1. incecik bir eser, paul lafargue tarafından içeriği üretildi. ancak okumakta olduğunuz girdi yalnızca bir kitabı özetlemek adına yazılmıyor. ben önce biraz tembellik hakkının tarihte nasıl yorumladığına bakmak istiyorum.

    tembellik ya da aylaklığı ele alırken mutlaka çalışma kavramına başvurmanız gerekir. çok çok eskiden henüz tarım toplumu ortada yokken ne tembellik ne de çalışmak kendine başına bir anlama sahipti. o sebeple tembelliğin övülen ya da yerilen bir davranış biçimi olduğunu söyleyemeyiz. tarım toplumunda da bizim anladığımız anlamda tembellik dini törenler ve oyuncul aktivitelerine dolduruluyoru. bu kez tembelliğin hayatın doğal parçası olduğunu düşünebiliriz.

    antik döneme vardığımızda tembellik sınıfsal bir anlam kazanıyor. bu demektir ki tembellik birilerinin hakkı oluyor ilk kez. o birileri de aristokratlardı; çalışmak zorunda olmayanlar, kendilerini entelektüel zevklere adayanlar. tarihte ilk kez azınlık olan bir grup insan tembelliği ele geçiriyor, öyle bir ele geçirme ki bugün çoğumuz mutlaka o tembelliğin ürünlerine bakmak zorunda kalıyoruz (bakınız çeşitli antik çağ filozofları). orta çağ'da da tembelliğin ayrıcalıklara özgü oluşu sürüyor, tek bir farkla: bu kez ruhban sınıfına da dini tembelleşme layık görülüyor.
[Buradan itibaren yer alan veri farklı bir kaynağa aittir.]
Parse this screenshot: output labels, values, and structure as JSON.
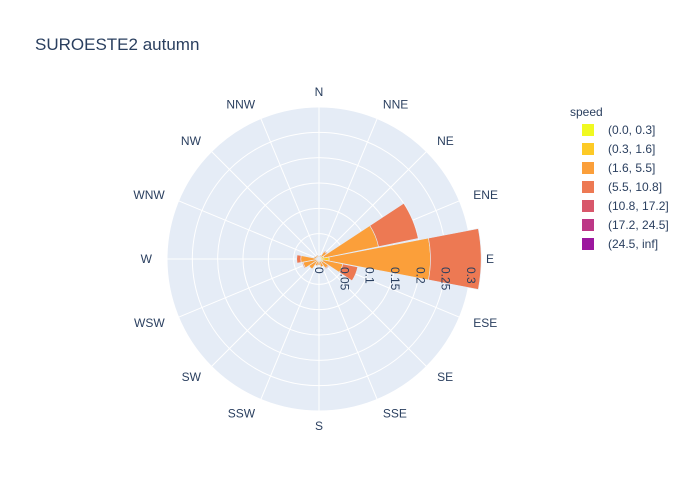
{
  "chart_data": {
    "type": "barpolar",
    "title": "SUROESTE2 autumn",
    "legend_title": "speed",
    "legend_position": "right",
    "directions": [
      "N",
      "NNE",
      "NE",
      "ENE",
      "E",
      "ESE",
      "SE",
      "SSE",
      "S",
      "SSW",
      "SW",
      "WSW",
      "W",
      "WNW",
      "NW",
      "NNW"
    ],
    "radial_range": [
      0,
      0.3
    ],
    "radial_ticks": [
      "0",
      "0.05",
      "0.1",
      "0.15",
      "0.2",
      "0.25",
      "0.3"
    ],
    "radial_tick_values": [
      0,
      0.05,
      0.1,
      0.15,
      0.2,
      0.25,
      0.3
    ],
    "series": [
      {
        "name": "(0.0, 0.3]",
        "color": "#f0f921",
        "values": [
          0,
          0,
          0,
          0,
          0,
          0,
          0,
          0,
          0,
          0,
          0,
          0,
          0,
          0,
          0,
          0
        ]
      },
      {
        "name": "(0.3, 1.6]",
        "color": "#fdca26",
        "values": [
          0.004,
          0.004,
          0.006,
          0.01,
          0.02,
          0.008,
          0.006,
          0.004,
          0.004,
          0.004,
          0.004,
          0.004,
          0.006,
          0.004,
          0.004,
          0.004
        ]
      },
      {
        "name": "(1.6, 5.5]",
        "color": "#fb9f3a",
        "values": [
          0.002,
          0.004,
          0.012,
          0.11,
          0.2,
          0.04,
          0.016,
          0.012,
          0.008,
          0.01,
          0.02,
          0.028,
          0.03,
          0.006,
          0.004,
          0.004
        ]
      },
      {
        "name": "(5.5, 10.8]",
        "color": "#ed7953",
        "values": [
          0,
          0,
          0.002,
          0.08,
          0.1,
          0.03,
          0.002,
          0,
          0,
          0,
          0,
          0.002,
          0.008,
          0,
          0,
          0
        ]
      },
      {
        "name": "(10.8, 17.2]",
        "color": "#d8576b",
        "values": [
          0,
          0,
          0,
          0,
          0,
          0,
          0,
          0,
          0,
          0,
          0,
          0,
          0,
          0,
          0,
          0
        ]
      },
      {
        "name": "(17.2, 24.5]",
        "color": "#bd3786",
        "values": [
          0,
          0,
          0,
          0,
          0,
          0,
          0,
          0,
          0,
          0,
          0,
          0,
          0,
          0,
          0,
          0
        ]
      },
      {
        "name": "(24.5, inf]",
        "color": "#9c179e",
        "values": [
          0,
          0,
          0,
          0,
          0,
          0,
          0,
          0,
          0,
          0,
          0,
          0,
          0,
          0,
          0,
          0
        ]
      }
    ]
  }
}
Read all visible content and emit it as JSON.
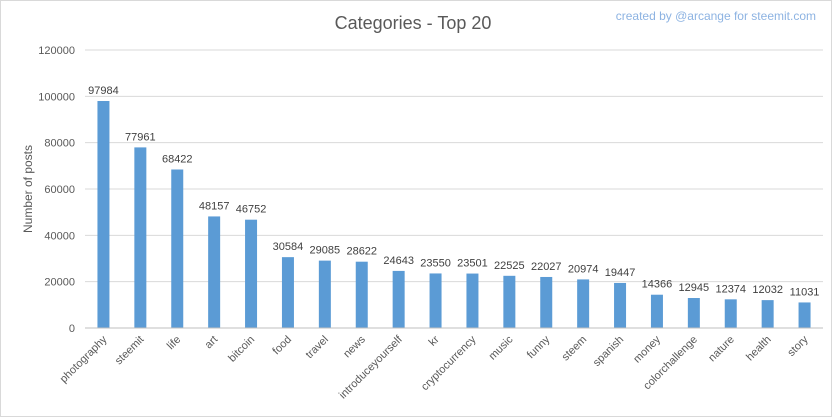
{
  "chart_data": {
    "type": "bar",
    "title": "Categories - Top 20",
    "credit": "created by @arcange for steemit.com",
    "xlabel": "",
    "ylabel": "Number of posts",
    "ylim": [
      0,
      120000
    ],
    "yticks": [
      "0",
      "20000",
      "40000",
      "60000",
      "80000",
      "100000",
      "120000"
    ],
    "grid": true,
    "bar_color": "#5b9bd5",
    "categories": [
      "photography",
      "steemit",
      "life",
      "art",
      "bitcoin",
      "food",
      "travel",
      "news",
      "introduceyourself",
      "kr",
      "cryptocurrency",
      "music",
      "funny",
      "steem",
      "spanish",
      "money",
      "colorchallenge",
      "nature",
      "health",
      "story"
    ],
    "values": [
      97984,
      77961,
      68422,
      48157,
      46752,
      30584,
      29085,
      28622,
      24643,
      23550,
      23501,
      22525,
      22027,
      20974,
      19447,
      14366,
      12945,
      12374,
      12032,
      11031
    ]
  }
}
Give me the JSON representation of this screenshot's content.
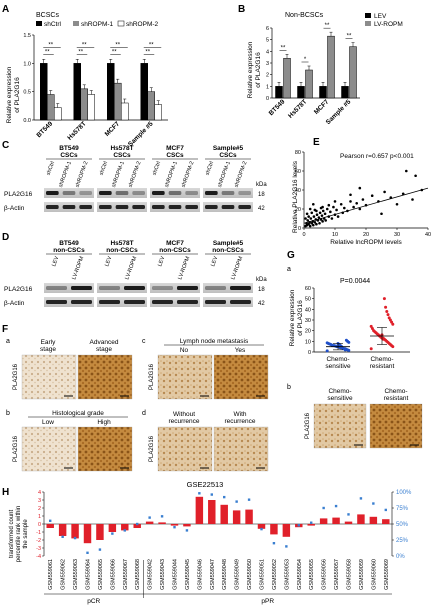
{
  "panels": {
    "A": "A",
    "B": "B",
    "C": "C",
    "D": "D",
    "E": "E",
    "F": "F",
    "G": "G",
    "H": "H"
  },
  "panel_A": {
    "subtitle": "BCSCs",
    "legend": [
      "shCtrl",
      "shROPM-1",
      "shROPM-2"
    ],
    "ylabel_line1": "Relative expression",
    "ylabel_line2": "of PLA2G16",
    "sig": [
      "**",
      "**",
      "**",
      "**",
      "**",
      "**",
      "**",
      "**"
    ]
  },
  "panel_B": {
    "subtitle": "Non-BCSCs",
    "legend": [
      "LEV",
      "LV-ROPM"
    ],
    "ylabel_line1": "Relative expression",
    "ylabel_line2": "of PLA2G16",
    "sig": [
      "**",
      "*",
      "**",
      "**"
    ]
  },
  "panel_C": {
    "groups": [
      {
        "name_line1": "BT549",
        "name_line2": "CSCs",
        "lanes": [
          "shCtrl",
          "shROPM-1",
          "shROPM-2"
        ]
      },
      {
        "name_line1": "Hs578T",
        "name_line2": "CSCs",
        "lanes": [
          "shCtrl",
          "shROPM-1",
          "shROPM-2"
        ]
      },
      {
        "name_line1": "MCF7",
        "name_line2": "CSCs",
        "lanes": [
          "shCtrl",
          "shROPM-1",
          "shROPM-2"
        ]
      },
      {
        "name_line1": "Sample#5",
        "name_line2": "CSCs",
        "lanes": [
          "shCtrl",
          "shROPM-1",
          "shROPM-2"
        ]
      }
    ],
    "rows": [
      "PLA2G16",
      "β-Actin"
    ],
    "kda_label": "kDa",
    "kda": [
      "18",
      "42"
    ]
  },
  "panel_D": {
    "groups": [
      {
        "name_line1": "BT549",
        "name_line2": "non-CSCs",
        "lanes": [
          "LEV",
          "LV-ROPM"
        ]
      },
      {
        "name_line1": "Hs578T",
        "name_line2": "non-CSCs",
        "lanes": [
          "LEV",
          "LV-ROPM"
        ]
      },
      {
        "name_line1": "MCF7",
        "name_line2": "non-CSCs",
        "lanes": [
          "LEV",
          "LV-ROPM"
        ]
      },
      {
        "name_line1": "Sample#5",
        "name_line2": "non-CSCs",
        "lanes": [
          "LEV",
          "LV-ROPM"
        ]
      }
    ],
    "rows": [
      "PLA2G16",
      "β-Actin"
    ],
    "kda_label": "kDa",
    "kda": [
      "18",
      "42"
    ]
  },
  "panel_E": {
    "annotation": "Pearson r=0.657 p<0.001",
    "ylabel_line1": "Relative PLA2G16 levels"
  },
  "panel_F": {
    "a": {
      "letter": "a",
      "left": "Early",
      "left2": "stage",
      "right": "Advanced",
      "right2": "stage"
    },
    "b": {
      "letter": "b",
      "title": "Histological grade",
      "left": "Low",
      "right": "High"
    },
    "c": {
      "letter": "c",
      "title": "Lymph node metastasis",
      "left": "No",
      "right": "Yes"
    },
    "d": {
      "letter": "d",
      "left": "Without",
      "left2": "recurrence",
      "right": "With",
      "right2": "recurrence"
    },
    "row_label": "PLA2G16"
  },
  "panel_G": {
    "a": {
      "letter": "a",
      "pvalue": "P=0.0044",
      "ylabel_line1": "Relative expression",
      "ylabel_line2": "of PLA2G16",
      "groups": [
        {
          "line1": "Chemo-",
          "line2": "sensitive"
        },
        {
          "line1": "Chemo-",
          "line2": "resistant"
        }
      ]
    },
    "b": {
      "letter": "b",
      "groups": [
        {
          "line1": "Chemo-",
          "line2": "sensitive"
        },
        {
          "line1": "Chemo-",
          "line2": "resistant"
        }
      ],
      "row_label": "PLA2G16"
    }
  },
  "panel_H": {
    "title": "GSE22513",
    "ylabel_line1": "transformed count",
    "ylabel_line2": "percentile rank within",
    "ylabel_line3": "the sample",
    "group_labels": [
      "pCR",
      "pPR"
    ],
    "samples": [
      "GSM559061",
      "GSM559062",
      "GSM559063",
      "GSM559064",
      "GSM559065",
      "GSM559066",
      "GSM559067",
      "GSM559068",
      "GSM559042",
      "GSM559043",
      "GSM559044",
      "GSM559045",
      "GSM559046",
      "GSM559047",
      "GSM559048",
      "GSM559049",
      "GSM559050",
      "GSM559051",
      "GSM559052",
      "GSM559053",
      "GSM559054",
      "GSM559055",
      "GSM559056",
      "GSM559057",
      "GSM559058",
      "GSM559059",
      "GSM559060",
      "GSM559069"
    ],
    "pcr_count": 8
  },
  "chart_data": [
    {
      "type": "bar",
      "panel": "A",
      "title": "BCSCs",
      "ylabel": "Relative expression of PLA2G16",
      "ylim": [
        0,
        1.5
      ],
      "yticks": [
        0.0,
        0.5,
        1.0,
        1.5
      ],
      "categories": [
        "BT549",
        "Hs578T",
        "MCF7",
        "Sample #5"
      ],
      "series": [
        {
          "name": "shCtrl",
          "values": [
            1.0,
            1.0,
            1.0,
            1.0
          ],
          "color": "#000000"
        },
        {
          "name": "shROPM-1",
          "values": [
            0.45,
            0.55,
            0.65,
            0.5
          ],
          "color": "#8c8c8c"
        },
        {
          "name": "shROPM-2",
          "values": [
            0.22,
            0.45,
            0.3,
            0.27
          ],
          "color": "#ffffff"
        }
      ]
    },
    {
      "type": "bar",
      "panel": "B",
      "title": "Non-BCSCs",
      "ylabel": "Relative expression of PLA2G16",
      "ylim": [
        0,
        6
      ],
      "yticks": [
        0,
        1,
        2,
        3,
        4,
        5,
        6
      ],
      "categories": [
        "BT549",
        "Hs578T",
        "MCF7",
        "Sample #5"
      ],
      "series": [
        {
          "name": "LEV",
          "values": [
            1.0,
            1.0,
            1.0,
            1.0
          ],
          "color": "#000000"
        },
        {
          "name": "LV-ROPM",
          "values": [
            3.4,
            2.4,
            5.3,
            4.4
          ],
          "color": "#8c8c8c"
        }
      ]
    },
    {
      "type": "scatter",
      "panel": "E",
      "xlabel": "Relative lncROPM levels",
      "ylabel": "Relative PLA2G16 levels",
      "xlim": [
        0,
        40
      ],
      "ylim": [
        0,
        80
      ],
      "xticks": [
        0,
        10,
        20,
        30,
        40
      ],
      "yticks": [
        0,
        20,
        40,
        60,
        80
      ],
      "points": [
        [
          0.5,
          2
        ],
        [
          0.8,
          5
        ],
        [
          1,
          3
        ],
        [
          1.2,
          8
        ],
        [
          1.5,
          4
        ],
        [
          1.8,
          6
        ],
        [
          2,
          2
        ],
        [
          2.2,
          10
        ],
        [
          2.5,
          5
        ],
        [
          2.8,
          7
        ],
        [
          3,
          3
        ],
        [
          3.2,
          12
        ],
        [
          3.5,
          6
        ],
        [
          3.8,
          9
        ],
        [
          4,
          4
        ],
        [
          4.2,
          14
        ],
        [
          4.5,
          8
        ],
        [
          4.8,
          11
        ],
        [
          5,
          5
        ],
        [
          5.2,
          16
        ],
        [
          5.5,
          9
        ],
        [
          5.8,
          13
        ],
        [
          6,
          7
        ],
        [
          6.2,
          18
        ],
        [
          6.5,
          10
        ],
        [
          6.8,
          15
        ],
        [
          7,
          8
        ],
        [
          7.5,
          20
        ],
        [
          8,
          12
        ],
        [
          8.5,
          17
        ],
        [
          9,
          10
        ],
        [
          9.5,
          22
        ],
        [
          10,
          14
        ],
        [
          10.5,
          19
        ],
        [
          11,
          12
        ],
        [
          12,
          25
        ],
        [
          12.5,
          16
        ],
        [
          13,
          21
        ],
        [
          14,
          18
        ],
        [
          15,
          28
        ],
        [
          16,
          22
        ],
        [
          17,
          26
        ],
        [
          18,
          20
        ],
        [
          19,
          30
        ],
        [
          20,
          24
        ],
        [
          22,
          34
        ],
        [
          24,
          28
        ],
        [
          26,
          38
        ],
        [
          28,
          32
        ],
        [
          30,
          25
        ],
        [
          32,
          36
        ],
        [
          35,
          30
        ],
        [
          38,
          40
        ],
        [
          1,
          15
        ],
        [
          2,
          20
        ],
        [
          3,
          25
        ],
        [
          4,
          18
        ],
        [
          6,
          22
        ],
        [
          25,
          15
        ],
        [
          33,
          60
        ],
        [
          36,
          55
        ],
        [
          18,
          42
        ],
        [
          15,
          35
        ],
        [
          10,
          28
        ],
        [
          8,
          24
        ],
        [
          0.5,
          10
        ],
        [
          1.5,
          12
        ],
        [
          2.5,
          16
        ],
        [
          3.5,
          19
        ],
        [
          5.5,
          21
        ]
      ],
      "trend": {
        "x": [
          0,
          40
        ],
        "y": [
          5,
          42
        ]
      },
      "annotation": "Pearson r=0.657 p<0.001"
    },
    {
      "type": "scatter",
      "panel": "G-a",
      "ylabel": "Relative expression of PLA2G16",
      "ylim": [
        0,
        60
      ],
      "yticks": [
        0,
        10,
        20,
        30,
        40,
        50,
        60
      ],
      "categories": [
        "Chemo-sensitive",
        "Chemo-resistant"
      ],
      "series": [
        {
          "name": "Chemo-sensitive",
          "color": "#1f4fc8",
          "mean": 5,
          "sd": 3,
          "values": [
            1,
            1.5,
            2,
            2.5,
            3,
            3,
            3.5,
            4,
            4,
            4.5,
            5,
            5,
            5.5,
            6,
            6,
            6.5,
            7,
            7.5,
            8,
            8.5,
            9,
            10,
            11,
            2,
            3,
            4,
            5,
            6,
            7,
            8
          ]
        },
        {
          "name": "Chemo-resistant",
          "color": "#e0202a",
          "mean": 15,
          "sd": 8,
          "values": [
            3,
            5,
            6,
            7,
            8,
            9,
            10,
            11,
            12,
            12,
            13,
            14,
            15,
            16,
            17,
            18,
            19,
            20,
            22,
            24,
            26,
            28,
            30,
            32,
            35,
            38,
            42,
            50,
            13,
            16
          ]
        }
      ]
    },
    {
      "type": "bar",
      "panel": "H",
      "title": "GSE22513",
      "ylim": [
        -4,
        4
      ],
      "yticks": [
        -4,
        -3,
        -2,
        -1,
        0,
        1,
        2,
        3,
        4
      ],
      "right_axis": [
        "0%",
        "25%",
        "50%",
        "75%",
        "100%"
      ],
      "categories": [
        "GSM559061",
        "GSM559062",
        "GSM559063",
        "GSM559064",
        "GSM559065",
        "GSM559066",
        "GSM559067",
        "GSM559068",
        "GSM559042",
        "GSM559043",
        "GSM559044",
        "GSM559045",
        "GSM559046",
        "GSM559047",
        "GSM559048",
        "GSM559049",
        "GSM559050",
        "GSM559051",
        "GSM559052",
        "GSM559053",
        "GSM559054",
        "GSM559055",
        "GSM559056",
        "GSM559057",
        "GSM559058",
        "GSM559059",
        "GSM559060",
        "GSM559069"
      ],
      "series": [
        {
          "name": "transformed count",
          "color": "#e0202a",
          "values": [
            -0.5,
            -1.5,
            -1.8,
            -2.4,
            -2.0,
            -1.0,
            -0.8,
            -0.5,
            0.3,
            0.2,
            -0.2,
            -0.3,
            3.4,
            3.0,
            2.4,
            1.7,
            1.8,
            -0.6,
            -1.3,
            -1.6,
            -0.4,
            -0.2,
            0.7,
            0.8,
            0.3,
            1.2,
            0.9,
            0.6
          ]
        },
        {
          "name": "percentile rank within the sample",
          "color": "#3a7fd0",
          "values": [
            55,
            30,
            28,
            5,
            10,
            35,
            40,
            50,
            60,
            62,
            45,
            40,
            98,
            96,
            92,
            85,
            88,
            42,
            20,
            15,
            48,
            52,
            75,
            78,
            65,
            90,
            82,
            72
          ]
        }
      ]
    }
  ]
}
    sanayi devrimi ve öncesinde etkili olmaya başlayan protestan ahlakıyla ise tembellik lanetleniyor. o günkü inanca göre tembellik yasak, durmadan çalışmalısın, tanrı çalışanları sever, üretmeli, biriktirmeli ve kişi kendini tembellik zevklerine kaptırmamalı. bu çağın içerisinde üstte bahsi geçen lafargue tembellik hakkı söylevini çekiyor. şunları söylüyor:

    işçi sınıfı çalışarak kendini ve beklenen bilinçli olma halini geciktiriyor. kimsenin bu kadar çalışmasına gerek yok. saatlerce çalışmanın ve üretmenin kimseye faydası da yok. aksine tüm bunlar yozlaşmaya neden oluyor. ne o kadar çok şeye ihtiyacımız var ne de o üretilenleri satın alabilecek bir ücret alıyoruz. günde üç saat çalışarak daha fazla tembellik yapmalıyız. tembellik derken yattığımız yerde paralize olalım demiyorum, kendimizi geliştirmek için bu zamanı verimli kullanalım. unutmayın, bu bizim doğal hakkımız!